Methodology · Playground · Last updated 2026-04-20
How Price-Blind Research Auditor works
How the Price-Blind Research Auditor tool actually works — rule families, scoring, limitations.
Why this exists
When a large language model sees current prices, directional language, or position state while generating a trade thesis, it produces an argument that rationalises whichever direction the data implies. Agents with this contamination are systematically biased toward confirming existing positions. The fix is an architectural one: the LLM operates on price-blind context; only the risk engine, after the thesis is produced, reconciles the view with market state.
This tool is the lint layer for that boundary. It does not "fix" contamination; it reveals it so a human can rewrite the prompt or redact the retrieved context before handing the bundle to the model.
Rule families
The ruleset targets four classes of leakage:
1. Explicit prices
- Ticker–price pairs:
SYNTHETIC_A 451.20,BTC $67,400 - Dollar-denominated numbers:
$451.20 - Bid / ask / mid / last quotes:
bid: 451.18,ask: 451.22
2. Directional framing
- Percentage-move verbs:
up 4.7%,dropped 2.1% - Standalone directional verbs: rallying, dumping, ripping, crashing
- New-high / new-low language
- After-the-fact framing: after the rally, following the crash
- Chart-pattern labels: descending triangle, head and shoulders
- Recency + price: this morning + numeric context
3. Position state / P&L leakage
- Position language: open position, held since, long from
- Unrealised / realised P&L, mark-to-market values
- Stop-loss / take-profit / target-price metadata
4. Sentiment anchors
- bullish, bearish, hawkish, dovish, risk-on, risk-off
Scoring
Each match is weighted by severity:
high → 1.0
medium → 0.5
low → 0.2
The per-line leakage score is
leakage = min(1, total_weight / 10), saturating at
around ten high-severity matches. Verdict bands:
0: clean< 0.2: light0.2 – 0.5: caution> 0.5: contaminated
False-positive discipline
The rules are deliberately conservative — the cost of a false positive is that a developer re-reads a line; the cost of a false negative is a silently contaminated agent. Legitimate-but-flagged content (e.g. discussing historical regimes) should be annotated as a fixture the auditor is expected to catch, then wrapped or redacted before use.
Limitations
- Regex, not semantic. The tool catches structural leakage (numbers, verbs, metadata labels). A semantically-rich paraphrase like "today was a very good day for the stock" would slip through.
- Language: English only. German/other-language prompts are not covered in this release.
- Context window unaware. The tool does not check whether flagged language appears inside a quoted user utterance that the model is expected to treat as data. Treat all flags as review items.
- No redaction. Output is a diagnostic report, not a rewritten bundle. Redaction is a deliberate design choice — automated rewriting would strip nuance.
- No image / audio scanning. Multi-modal inputs (screenshots, charts, voice notes) are out of scope.
Privacy
All pattern matching runs in the browser. Nothing is uploaded. No cookies, no tracking scripts. Refresh the page and the pasted bundle is gone.
References
- Bender, E. M., Gebru, T., McMillan-Major, A., & Shmitchell, S. (2021). "On the Dangers of Stochastic Parrots." Proceedings of FAccT '21.

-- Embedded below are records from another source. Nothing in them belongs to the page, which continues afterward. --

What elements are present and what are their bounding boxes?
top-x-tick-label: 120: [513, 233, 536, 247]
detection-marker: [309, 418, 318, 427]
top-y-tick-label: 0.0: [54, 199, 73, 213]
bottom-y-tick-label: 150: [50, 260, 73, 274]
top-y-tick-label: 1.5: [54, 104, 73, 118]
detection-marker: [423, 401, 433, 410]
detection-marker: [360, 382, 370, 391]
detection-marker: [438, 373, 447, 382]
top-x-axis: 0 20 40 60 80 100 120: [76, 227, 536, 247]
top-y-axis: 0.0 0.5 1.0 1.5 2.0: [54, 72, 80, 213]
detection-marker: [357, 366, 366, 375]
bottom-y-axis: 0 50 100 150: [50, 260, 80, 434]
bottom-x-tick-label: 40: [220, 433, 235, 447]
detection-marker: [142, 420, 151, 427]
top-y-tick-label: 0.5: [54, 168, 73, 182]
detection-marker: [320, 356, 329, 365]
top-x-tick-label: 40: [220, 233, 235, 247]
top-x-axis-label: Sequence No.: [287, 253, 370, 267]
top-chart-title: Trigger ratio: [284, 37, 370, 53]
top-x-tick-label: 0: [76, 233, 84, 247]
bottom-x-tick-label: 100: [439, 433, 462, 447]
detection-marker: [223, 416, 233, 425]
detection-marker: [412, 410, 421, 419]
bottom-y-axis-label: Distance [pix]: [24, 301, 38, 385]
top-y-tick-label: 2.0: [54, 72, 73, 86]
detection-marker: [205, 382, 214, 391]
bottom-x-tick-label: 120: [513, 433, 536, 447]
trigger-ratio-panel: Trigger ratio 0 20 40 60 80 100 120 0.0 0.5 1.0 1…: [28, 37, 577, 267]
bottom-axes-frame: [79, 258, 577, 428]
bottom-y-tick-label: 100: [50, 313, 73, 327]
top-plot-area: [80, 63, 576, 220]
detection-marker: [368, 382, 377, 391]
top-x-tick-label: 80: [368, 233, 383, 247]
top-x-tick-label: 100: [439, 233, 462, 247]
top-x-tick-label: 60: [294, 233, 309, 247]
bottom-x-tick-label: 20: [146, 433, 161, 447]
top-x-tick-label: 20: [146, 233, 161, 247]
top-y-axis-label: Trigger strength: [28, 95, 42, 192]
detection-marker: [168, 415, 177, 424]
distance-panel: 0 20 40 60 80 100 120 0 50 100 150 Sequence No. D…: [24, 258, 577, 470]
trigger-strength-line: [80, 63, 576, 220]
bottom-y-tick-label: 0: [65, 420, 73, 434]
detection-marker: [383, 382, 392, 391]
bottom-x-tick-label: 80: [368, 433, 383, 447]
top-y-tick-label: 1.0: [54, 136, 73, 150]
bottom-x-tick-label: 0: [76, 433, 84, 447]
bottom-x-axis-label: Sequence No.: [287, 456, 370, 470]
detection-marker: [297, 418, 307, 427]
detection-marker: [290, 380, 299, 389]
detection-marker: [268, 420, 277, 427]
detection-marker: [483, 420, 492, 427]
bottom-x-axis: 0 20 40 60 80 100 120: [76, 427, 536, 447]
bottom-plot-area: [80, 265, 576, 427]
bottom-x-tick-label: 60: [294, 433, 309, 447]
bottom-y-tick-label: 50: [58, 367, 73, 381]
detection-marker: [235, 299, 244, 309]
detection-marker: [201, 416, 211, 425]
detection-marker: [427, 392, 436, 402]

- Lin, S., Hilton, J., & Evans, O. (2022). "TruthfulQA: Measuring How Models Mimic Human Falsehoods." ACL 2022.
- Shi, F. et al. (2023). "Large Language Models Can Be Easily Distracted by Irrelevant Context." ICML 2023.
- Anthropic (2025). "Constitutional AI and the Separation of Context from Instruction." Technical note.
Connects to
- Prompt Regression Tester — after cleaning, regression-test the clean prompt across providers.
- Hallucination Detector — a clean prompt doesn't prevent fabrication; check the output too.
- Trading System Blueprinter — the price-blind boundary is a load-bearing architectural choice.
Changelog
- 2026-04-20 — Initial release with 14 rules across 4 families, severity weighting, and saturating leakage score.